Cyclismas scribe Frank Mercer had the opportunity to share some sushi at Aspen’s famed Matsuhisa with the embattled Lance Armstrong just days after his decision to walk away from arbitration with USADA, and by default losing his seven Tour de France titles.
Cyclismas Let’s start at the beginning. How did you get into doping?
Lance I have never tested positive. I’m walking away from this f**king witch-hunt.
Cyclismas Does this mean you’re having trouble coming to terms with the fact that you’ve been outplayed and outmaneuvered for the first time in your career?
Lance (stony silence, laser-beam eyes boring hole through Mercer’s head)
Cyclismas Let’s change gears here. Tell about your triathlon plans.
Lance I have none at the current time because f**king Messick doesn’t have a backbone. If it wasn’t for Johnson and the other guys at USA Cycling, I’d be totally screwed. What’s wrong with people these days? Don’t they like the win-at-all-costs mentality? Don’t people like winners anymore? Cycling’s full of losers. I know. I kicked their asses when I came out of retirement to podium in Paris.
Cyclismas Let’s delve into that subject. Why did you come back from retirement? Your return is being discussed as your Achilles heel, opening the door for USADA to move against you.
Lance Honestly?
Cyclismas That would be nice for a change.

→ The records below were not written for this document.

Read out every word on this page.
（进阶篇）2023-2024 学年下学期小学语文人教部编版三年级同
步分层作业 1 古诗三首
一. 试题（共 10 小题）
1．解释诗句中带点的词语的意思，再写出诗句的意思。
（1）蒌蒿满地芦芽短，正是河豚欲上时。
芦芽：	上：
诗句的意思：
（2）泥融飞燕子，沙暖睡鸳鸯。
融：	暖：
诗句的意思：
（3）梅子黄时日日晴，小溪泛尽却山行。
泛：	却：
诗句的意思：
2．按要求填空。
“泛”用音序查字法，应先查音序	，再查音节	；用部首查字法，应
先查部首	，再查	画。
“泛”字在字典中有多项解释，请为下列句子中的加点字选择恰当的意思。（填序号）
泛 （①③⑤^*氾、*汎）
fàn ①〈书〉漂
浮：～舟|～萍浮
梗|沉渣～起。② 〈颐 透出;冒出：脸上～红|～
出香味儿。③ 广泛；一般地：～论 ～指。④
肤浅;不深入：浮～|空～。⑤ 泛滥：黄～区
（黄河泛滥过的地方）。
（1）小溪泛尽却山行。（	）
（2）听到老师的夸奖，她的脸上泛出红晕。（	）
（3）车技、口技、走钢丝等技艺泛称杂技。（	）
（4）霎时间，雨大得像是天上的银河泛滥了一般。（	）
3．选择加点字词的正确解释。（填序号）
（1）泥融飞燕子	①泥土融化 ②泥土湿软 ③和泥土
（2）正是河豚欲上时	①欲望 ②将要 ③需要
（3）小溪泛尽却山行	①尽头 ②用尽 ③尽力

Lance Hang on. (dials cellular phone) Hi Mark? Can I spill the beans on why I came out of retirement? Is there any damage to the titles if I share the truth? Yes. Yes. Yes. No. No. He didn’t ask about that yet. It’s fine? Alright. I’ll go for it. (hangs up phone)
Cyclismas So you can tell us the truth on that one?
Lance Yes. I did it for the alimony.
Cyclismas Sorry? Alimony? Can you elaborate?
Lance Sure what the hell. All my ex-girlfriends receive a monthly payment in exchange for their signing of a non-disclosure agreement for keeping my activities private and quiet. I also make substantial payments to Kik for the kids and her lifestyle, not to mention taking care of my kids with Anna. Plus, I just can’t help but have extra helpings, if you know what I mean. Seriously, the number of blondies in Colorado for the US Pro is off the hook. The boys have done some good scouting for me the past two weeks.
Cyclismas So, you’re saying that due to the heavy financial burden of your personal decisions, you were experiencing trouble making all your payments?
Lance Hey now, I always make my payments. Well, to those I like… HA! Seriously though, it was getting a bit thin. I mean, when I retired, people started forgetting about me a bit, so I had to do these appearances at various cancer events, but it wasn’t the same as competition. I couldn’t slam dunk a granny for not keeping my wheel, you know? So when Johan [Bruyneel] and Lee [Applbaum] threw 25 million at me to come back, I thought, hey, well, that’ll solve some of the alimony problems.
Cyclismas Is this why “Big Yellow One” was grounded?
Lance Well, yeah, it was getting kind of tough, and Ulman is my conscience, and he said maybe it wasn’t a good thing to keep the jet flying when so many people in America couldn’t afford their houses and food, so I thought, yeah, it might be good PR for me to fly first class instead. Plus, I had that huge water bill in Austin! Wow, that was a shocker. Got rid of the ranch over that.
Cyclismas So what’s next for Lance?
Lance Well, I need to keep those paychecks coming, or the non-disclosure agreements are null and void. And that could be a big problem. Especially since I pissed one of the girls off, apparently, and she’s already talked to Tygart and those witch-hunters. I think me and Johan are just going to do the Breakaway League without Vaughters. Traitor.
Cyclismas What about all those riders who are still supporting you?
Lance Good thing most of them aren’t too bright. Gives me some breathing room. Plus, I have a year before the UCI implodes, so by then the Livestrong Breakaway Series will be up and running. Glad I’ve got guys like Chris Horner and Hayden Roulsten in my corner. PT Barnum was right, huh?
Cyclismas “Sucker born every minute,” true. So you’ve got a Breakaway Cycling League, and still many endorsements. The question is are you happy with how your life has turned out?
Lance Dude, I’m stoked. I’ve got houses everywhere, and more money than 99% of America. People keep giving me money, and I don’t give them anything back other than “hope” or “awareness” or “air quotes.” They are all still my yellow army. It’s pretty cool. And McDreamy says I can get a walk-on in his next movie, so I’m looking forward to that. So, yeah, I’m really happy with how my life turned out. Rich, famous, and babes galore. What more do you need?
Cyclismas That’s the question Lance, how much more do you need?
Lance I’m like Weisel, man. I want it all. Blondes in saunas. Blondes in pools, blondes on the table. And maybe a little other action once in awhile.
Cyclismas Thanks for your time, Lance.
Lance Dude, try that sushi there. It’s like 100 bucks a roll. And try that puffer fish thingy. It’s a gooder. Makes you feel like Zeus, baby.